Lebih lanjut, Susno juga menyoroti belum adanya penjelasan dari pihak kepolisian mengenai keaslian ijazah Presiden Jokowi yang menjadi objek perkara. Ia menilai, kejelasan atas keaslian ijazah tersebut menjadi kunci untuk menentukan apakah para pihak yang menyebarkan dugaan ijazah palsu dapat dijerat dengan Undang-Undang Informasi dan Transaksi Elektronik (UU ITE) atau tidak.
“Kita belum mendengar pengumuman dari Polda Metro Jaya apakah ijazah Pak Jokowi itu sah atau tidak, asli atau palsu. Karena itu objek utama dari perkara.

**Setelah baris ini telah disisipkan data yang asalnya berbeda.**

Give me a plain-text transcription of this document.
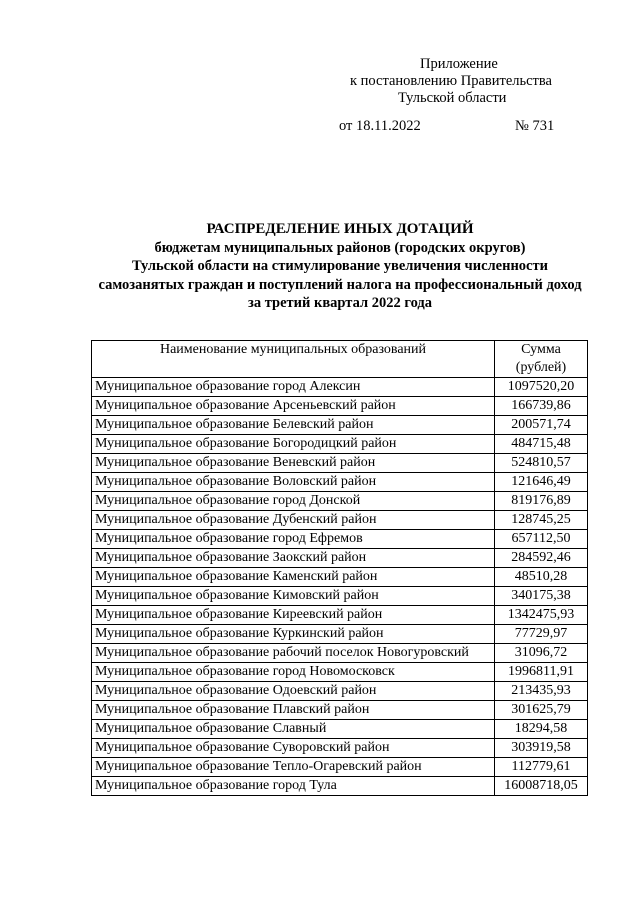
Приложение
к постановлению Правительства
Тульской области
от 18.11.2022	№ 731
РАСПРЕДЕЛЕНИЕ ИНЫХ ДОТАЦИЙ
бюджетам муниципальных районов (городских округов)
Тульской области на стимулирование увеличения численности
самозанятых граждан и поступлений налога на профессиональный доход
за третий квартал 2022 года
Наименование муниципальных образований	Сумма
(рублей)

Муниципальное образование город Алексин	1097520,20
Муниципальное образование Арсеньевский район	166739,86
Муниципальное образование Белевский район	200571,74
Муниципальное образование Богородицкий район	484715,48
Муниципальное образование Веневский район	524810,57
Муниципальное образование Воловский район	121646,49
Муниципальное образование город Донской	819176,89
Муниципальное образование Дубенский район	128745,25
Муниципальное образование город Ефремов	657112,50
Муниципальное образование Заокский район	284592,46
Муниципальное образование Каменский район	48510,28
Муниципальное образование Кимовский район	340175,38
Муниципальное образование Киреевский район	1342475,93
Муниципальное образование Куркинский район	77729,97
Муниципальное образование рабочий поселок Новогуровский	31096,72
Муниципальное образование город Новомосковск	1996811,91
Муниципальное образование Одоевский район	213435,93
Муниципальное образование Плавский район	301625,79
Муниципальное образование Славный	18294,58
Муниципальное образование Суворовский район	303919,58
Муниципальное образование Тепло-Огаревский район	112779,61
Муниципальное образование город Тула	16008718,05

Kalau ijazahnya belum dipastikan, bagaimana bisa menetapkan orang sebagai tersangka?” ucapnya.
Menurut Susno, penentuan keaslian ijazah bukan ranah kepolisian, melainkan kewenangan peradilan tata usaha negara (TUN). “Karena ijazah merupakan produk pejabat administrasi negara, maka yang berwenang memutus keasliannya adalah Mahkamah Peradilan TUN,” jelasnya.
Ia menambahkan, keputusan pengadilan TUN nantinya akan menjadi dasar hukum penting dalam kasus ini. Jika ijazah tersebut dinyatakan tidak asli, maka pihak yang memegang ijazah itulah yang seharusnya menjadi tersangka. Namun, jika pengadilan memutuskan ijazah itu asli, maka tindakan pihak yang menyebutnya palsu dapat dianggap mencemarkan nama baik.
“Kalau ijazahnya tidak asli, maka Roy Suryo dan kawan-kawan tidak bisa dijadikan tersangka. Tapi kalau pengadilan menyatakan ijazah itu asli, maka benar mereka bisa dijerat karena mengatakan sesuatu yang tidak sesuai fakta,” kata Susno.
Ia pun menegaskan, apabila terbukti ijazah tersebut sah namun dituduh palsu, maka perbuatan itu bisa dikategorikan sebagai pencemaran nama baik sekaligus pelanggaran UU ITE. “Kalau ijazahnya asli tapi disebut palsu, jelas mencemarkan nama baik dan bisa kena UU ITE. Jadi, begitu duduk persoalannya,” pungkasnya.
Kasus dugaan ijazah palsu Presiden Jokowi sendiri mencuat setelah sejumlah pihak di media sosial mempertanyakan keaslian dokumen pendidikan Kepala Negara. Polda Metro Jaya telah memeriksa ratusan saksi dan beberapa ahli, serta menetapkan beberapa orang sebagai tersangka, termasuk mantan Menteri Pemuda dan Olahraga, Roy Suryo. Namun hingga kini, publik masih menantikan kejelasan resmi soal keaslian ijazah Jokowi dari pihak berwenang.